Cette bascule — du produit vers le territoire, de l’objet vers l’expérience — n’est pas propre au Champagne. C’est la grammaire commune de toutes les marques qui ont traversé les décennies sans se scléroser. Guerlain a transformé un savoir-faire de parfumeur en un univers de bien-être total, jusqu’à ouvrir ses propres spas dans les palaces du monde entier. Ferrari a fait de même en dépassant le statut de constructeur automobile pour devenir, avec l’ouverture de Ferrari World à Abou Dabi en 2010, une marque de destination à part entière, où l’on vient vivre la vitesse plutôt que simplement l’acheter.
Dans chacun de ces cas, la marque n’a pas dilué son métier: elle a identifié le désir profond que ce métier avait toujours servi, et elle a construit un territoire — physique, narratif, sensoriel — à la mesure de ce désir qui ne cesse d’évoluer au fil des générations.
C’est ici qu’il faut lever une ambiguïté que l’on rencontre trop souvent dans les réunions stratégiques. Placer le client au centre ne signifie pas soumettre le produit à ses attentes. Un grand vin ne se conçoit pas par sondage; il naît de la rencontre entre un savoir-faire exceptionnel et une vision singulière du monde. En revanche, tout ce qui entoure ce produit — l’accueil, le récit, le lieu, le rituel de dégustation, le souvenir que l’on en rapporte — doit être pensé depuis le point de vue de celui qui le vivra. C’est là que se joue la vraie mutation: non pas dans le contenu de la bouteille, mais dans l’architecture de l’expérience qui y conduit et qui en prolonge la mémoire. Une maison de Champagne qui comprend cela cesse de demander « Comment vendre plus de bouteilles » pour se demander « Quel voyage voulons-nous faire vivre ». La première question limite l’ambition à un marché. La seconde ouvre sur un territoire entier — hôtellerie, gastronomie, art, paysage, transmission — dans lequel le champagne devient la clé de voûte plutôt que l’unique produit d’appel.

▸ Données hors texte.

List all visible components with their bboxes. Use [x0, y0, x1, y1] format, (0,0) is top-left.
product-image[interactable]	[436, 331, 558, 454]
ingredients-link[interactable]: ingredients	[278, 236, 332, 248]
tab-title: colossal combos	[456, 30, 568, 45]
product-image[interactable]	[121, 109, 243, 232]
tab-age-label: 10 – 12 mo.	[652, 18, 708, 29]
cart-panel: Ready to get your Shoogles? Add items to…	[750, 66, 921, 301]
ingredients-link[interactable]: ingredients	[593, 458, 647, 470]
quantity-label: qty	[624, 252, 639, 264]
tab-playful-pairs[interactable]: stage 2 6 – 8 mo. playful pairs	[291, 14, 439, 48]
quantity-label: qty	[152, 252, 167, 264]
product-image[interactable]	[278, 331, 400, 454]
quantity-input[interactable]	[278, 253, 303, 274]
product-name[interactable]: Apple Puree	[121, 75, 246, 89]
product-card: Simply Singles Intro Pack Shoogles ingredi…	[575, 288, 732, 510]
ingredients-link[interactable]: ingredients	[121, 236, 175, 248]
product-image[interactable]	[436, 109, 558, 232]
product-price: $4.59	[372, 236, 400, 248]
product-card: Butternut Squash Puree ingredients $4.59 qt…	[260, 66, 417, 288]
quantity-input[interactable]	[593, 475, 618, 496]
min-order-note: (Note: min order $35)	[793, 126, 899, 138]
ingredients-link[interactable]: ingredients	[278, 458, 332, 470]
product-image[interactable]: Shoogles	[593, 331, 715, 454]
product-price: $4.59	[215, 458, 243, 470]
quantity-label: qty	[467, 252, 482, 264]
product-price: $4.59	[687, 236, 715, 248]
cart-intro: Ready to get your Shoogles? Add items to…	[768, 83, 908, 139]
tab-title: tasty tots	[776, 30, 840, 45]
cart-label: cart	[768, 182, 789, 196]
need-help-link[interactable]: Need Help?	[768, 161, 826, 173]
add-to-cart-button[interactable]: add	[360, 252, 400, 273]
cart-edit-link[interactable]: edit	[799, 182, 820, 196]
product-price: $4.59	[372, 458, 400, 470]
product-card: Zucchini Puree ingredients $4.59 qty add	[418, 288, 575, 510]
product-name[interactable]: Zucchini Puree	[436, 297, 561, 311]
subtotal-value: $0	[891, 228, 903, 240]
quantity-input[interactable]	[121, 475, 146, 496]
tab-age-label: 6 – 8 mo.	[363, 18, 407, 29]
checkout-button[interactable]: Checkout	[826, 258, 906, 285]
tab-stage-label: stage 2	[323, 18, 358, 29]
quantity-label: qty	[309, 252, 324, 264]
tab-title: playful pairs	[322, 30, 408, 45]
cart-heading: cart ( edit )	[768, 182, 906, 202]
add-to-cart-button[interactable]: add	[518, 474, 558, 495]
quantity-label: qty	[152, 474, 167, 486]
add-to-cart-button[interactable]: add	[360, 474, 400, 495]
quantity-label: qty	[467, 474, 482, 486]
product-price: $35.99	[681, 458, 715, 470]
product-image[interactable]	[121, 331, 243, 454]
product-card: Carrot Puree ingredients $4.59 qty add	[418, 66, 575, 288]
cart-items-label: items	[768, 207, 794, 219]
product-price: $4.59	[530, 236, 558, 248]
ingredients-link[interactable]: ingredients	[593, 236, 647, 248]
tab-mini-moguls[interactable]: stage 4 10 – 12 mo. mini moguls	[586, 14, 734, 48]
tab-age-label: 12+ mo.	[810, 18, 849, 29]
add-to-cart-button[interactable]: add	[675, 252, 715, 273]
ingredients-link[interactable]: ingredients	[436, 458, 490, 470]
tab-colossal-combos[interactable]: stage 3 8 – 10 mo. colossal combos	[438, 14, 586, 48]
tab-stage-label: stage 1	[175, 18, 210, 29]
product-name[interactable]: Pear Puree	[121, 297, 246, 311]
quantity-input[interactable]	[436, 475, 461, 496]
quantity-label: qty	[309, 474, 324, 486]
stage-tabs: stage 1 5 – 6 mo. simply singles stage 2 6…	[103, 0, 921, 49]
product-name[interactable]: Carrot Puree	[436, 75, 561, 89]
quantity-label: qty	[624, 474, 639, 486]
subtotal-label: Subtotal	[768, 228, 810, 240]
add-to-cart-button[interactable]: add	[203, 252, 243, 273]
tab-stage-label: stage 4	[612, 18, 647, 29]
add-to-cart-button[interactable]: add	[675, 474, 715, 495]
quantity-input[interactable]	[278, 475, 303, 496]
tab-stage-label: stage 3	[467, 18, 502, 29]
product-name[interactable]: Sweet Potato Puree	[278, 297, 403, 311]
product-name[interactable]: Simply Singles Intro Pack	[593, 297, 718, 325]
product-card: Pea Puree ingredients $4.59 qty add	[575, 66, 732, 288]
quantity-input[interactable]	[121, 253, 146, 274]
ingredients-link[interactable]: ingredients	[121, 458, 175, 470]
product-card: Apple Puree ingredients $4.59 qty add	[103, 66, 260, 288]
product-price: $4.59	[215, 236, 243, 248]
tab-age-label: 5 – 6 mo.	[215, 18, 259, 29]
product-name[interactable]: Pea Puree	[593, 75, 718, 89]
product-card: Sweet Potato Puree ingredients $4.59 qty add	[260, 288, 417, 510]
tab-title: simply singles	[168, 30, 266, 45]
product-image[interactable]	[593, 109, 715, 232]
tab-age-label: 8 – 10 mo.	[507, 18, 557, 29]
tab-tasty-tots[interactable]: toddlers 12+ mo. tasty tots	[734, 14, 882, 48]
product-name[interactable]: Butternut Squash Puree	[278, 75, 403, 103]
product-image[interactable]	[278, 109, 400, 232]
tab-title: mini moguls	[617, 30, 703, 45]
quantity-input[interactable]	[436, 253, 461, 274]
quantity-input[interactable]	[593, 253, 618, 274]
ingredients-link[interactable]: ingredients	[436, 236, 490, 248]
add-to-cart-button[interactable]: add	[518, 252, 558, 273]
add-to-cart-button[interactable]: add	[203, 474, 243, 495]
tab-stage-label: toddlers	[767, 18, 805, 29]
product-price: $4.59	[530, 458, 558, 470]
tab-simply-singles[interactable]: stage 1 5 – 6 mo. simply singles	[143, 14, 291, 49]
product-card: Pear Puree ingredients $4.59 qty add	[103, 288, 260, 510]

Faire adhérer l’ensemble des équipes en interne à cette conviction, à cette vision, sans jamais perdre l’authenticité qui a fait la légende de la maison — voilà, sans doute, l’un des exercices les plus exigeants que l’on puisse mener chez nos clients. Il ne s’agit pas de construire un hôtel pour construire un hôtel, ni d’ajouter une expérience œnotouristique comme on coche une case marketing. Il s’agit de reformuler, au sommet de l’organisation, la question fondatrice: Que sommes-nous venus offrir au monde ?
Les Maisons qui ont su y répondre avec clarté n’ont pas renoncé à leur métier d’origine. Elles l’ont élevé au rang de porte d’entrée vers un univers plus vaste, plus désirable, et surtout plus durable, parce qu’il ne dépend plus d’un seul produit mais d’une raison d’être.